もしかしたら映画でもあのあたりはしっかりと描写されていたのかもしれない。けれど映像という視覚に直接的に訴えてくるものである分、あのような映像は同性としては少しつらく目をそらしがちだったため、あまりきちんと見れていないからかもしれない。
レイプをテーマにした小説も映画もたくさんある。私が一番覚えているのは「告発の行方」だ。あの問題のシーンも周りの欲望が増幅していくところが肌でわかる。それとこの小説を読んで感じたのとはとてもよく似ている。

不必要にも思われるいくつかの設定

映画でもそう思ったのだけど、記者である渡辺がある意味過剰に俊介に感情移入してしまうのはなんとなくわかる。それはわかるのだけど、渡辺の妻のヒステリックなあの対応や不仲な描写はストーリーにあまり意味がないように思われる。小説なら彼らが登場してこない以上それほど影響はないのだけど、映画の場合あの金切り声や妻が夫に見せるとは思えない生々しい敵意が、こちら側をかなり消耗させる。映画では渡辺の妻を鶴田真由が演じていたけれど、どうもあのイライラした様子がこちら側もイライラさせ、見終わった後に「あの設定いる?」という気分にさせてしまうのだ。
前述した隣人里美の殺人事件も、かなこが俊介に何を言ってもいいというサンプルを提示するには格好の事例なのかもしれないけれど(確かにあの場面の悲壮感はよかったけれど)、あまりにも弱すぎてもうちょっと他になかったのかと思ってしまう。
もちろん隣人が何かしでかしたり、隣人との友情から話しが進んでいくというのはよくあるけれど、その割りにそれほど話が膨らんでいないし、後々のストーリーにはあまり関係ないしで、それほど重要でない設定に感じる。
あとストーリーの中で俊介だけが時に尾崎となったりして、すこし混乱した。渡辺が取材対象として扱っている場合だけそうなのかとか、その場面に俊介がいなければそうなのかと思ったりもしたのだけど混乱するばかりで、使い分けることでそれほどの効果があるとは感じられない。これも不必要なのではないかと思った。

吉田修一の作品の中で

彼の作品をすべて読んだわけではないけれど、この作品が一番だと思う。

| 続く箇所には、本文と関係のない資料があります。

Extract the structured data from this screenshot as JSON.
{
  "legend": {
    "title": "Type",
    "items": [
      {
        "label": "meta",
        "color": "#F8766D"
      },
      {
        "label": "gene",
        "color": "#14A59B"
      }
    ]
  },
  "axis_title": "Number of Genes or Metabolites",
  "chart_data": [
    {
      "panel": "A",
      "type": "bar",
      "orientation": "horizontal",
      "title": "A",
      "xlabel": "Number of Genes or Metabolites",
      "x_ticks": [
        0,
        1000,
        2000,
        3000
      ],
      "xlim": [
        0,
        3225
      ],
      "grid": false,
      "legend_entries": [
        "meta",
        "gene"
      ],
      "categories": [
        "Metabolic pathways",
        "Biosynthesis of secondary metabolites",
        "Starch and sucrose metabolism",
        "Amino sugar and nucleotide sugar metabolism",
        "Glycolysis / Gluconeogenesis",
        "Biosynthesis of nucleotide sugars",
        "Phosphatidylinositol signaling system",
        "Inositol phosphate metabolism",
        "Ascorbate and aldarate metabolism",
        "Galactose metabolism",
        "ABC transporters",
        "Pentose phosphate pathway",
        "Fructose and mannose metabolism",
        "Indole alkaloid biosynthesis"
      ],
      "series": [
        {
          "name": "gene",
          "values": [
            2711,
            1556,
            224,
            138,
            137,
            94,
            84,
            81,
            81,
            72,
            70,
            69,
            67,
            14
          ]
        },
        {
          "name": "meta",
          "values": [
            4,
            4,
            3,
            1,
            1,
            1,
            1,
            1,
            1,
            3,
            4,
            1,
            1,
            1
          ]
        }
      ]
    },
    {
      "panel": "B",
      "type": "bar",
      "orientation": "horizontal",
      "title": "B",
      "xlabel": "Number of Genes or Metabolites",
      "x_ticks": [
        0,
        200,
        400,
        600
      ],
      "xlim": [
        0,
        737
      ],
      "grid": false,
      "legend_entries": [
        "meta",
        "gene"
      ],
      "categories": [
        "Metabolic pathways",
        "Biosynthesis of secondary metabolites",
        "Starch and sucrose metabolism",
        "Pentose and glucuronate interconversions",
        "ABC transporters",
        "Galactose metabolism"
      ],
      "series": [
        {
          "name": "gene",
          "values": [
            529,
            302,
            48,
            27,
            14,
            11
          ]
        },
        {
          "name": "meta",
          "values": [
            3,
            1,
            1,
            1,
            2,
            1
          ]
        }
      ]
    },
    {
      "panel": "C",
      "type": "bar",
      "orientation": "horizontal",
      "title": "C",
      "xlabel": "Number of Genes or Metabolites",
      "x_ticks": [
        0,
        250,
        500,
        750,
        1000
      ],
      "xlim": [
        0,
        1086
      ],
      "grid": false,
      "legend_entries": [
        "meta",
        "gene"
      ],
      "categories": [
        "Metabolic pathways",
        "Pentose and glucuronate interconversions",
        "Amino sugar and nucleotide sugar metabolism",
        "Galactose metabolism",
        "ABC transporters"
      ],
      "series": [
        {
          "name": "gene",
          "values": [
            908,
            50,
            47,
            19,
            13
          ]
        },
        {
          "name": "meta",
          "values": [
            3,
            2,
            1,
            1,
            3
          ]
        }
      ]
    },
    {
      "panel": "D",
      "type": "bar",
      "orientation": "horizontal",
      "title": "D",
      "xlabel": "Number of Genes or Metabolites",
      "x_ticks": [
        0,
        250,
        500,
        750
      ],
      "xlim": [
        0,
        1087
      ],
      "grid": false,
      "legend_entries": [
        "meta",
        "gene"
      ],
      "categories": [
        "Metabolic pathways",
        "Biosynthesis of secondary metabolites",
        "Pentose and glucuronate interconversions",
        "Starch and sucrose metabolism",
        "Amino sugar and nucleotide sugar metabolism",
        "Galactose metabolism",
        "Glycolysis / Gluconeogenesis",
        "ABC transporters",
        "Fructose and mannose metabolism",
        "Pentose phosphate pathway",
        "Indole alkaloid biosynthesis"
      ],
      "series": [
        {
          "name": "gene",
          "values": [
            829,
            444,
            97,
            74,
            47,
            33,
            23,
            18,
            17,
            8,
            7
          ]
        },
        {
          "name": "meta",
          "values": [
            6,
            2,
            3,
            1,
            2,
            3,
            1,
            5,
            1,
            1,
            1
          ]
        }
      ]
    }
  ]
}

それは、暗さと後味の悪さが個人的に好みと言うのもあるけれど、他の作品で時々感じるラストシーンの疑問とか、ストーリー展開の違和感とかがほとんど感じられないリアリティの高さにある。またなんの先入観もなく映画から入ったのも良かったのかもしれない。
原作も映画も良かったという作品はそうはないと思う。だからこそこの作品は吉田修一の代表作になると思う。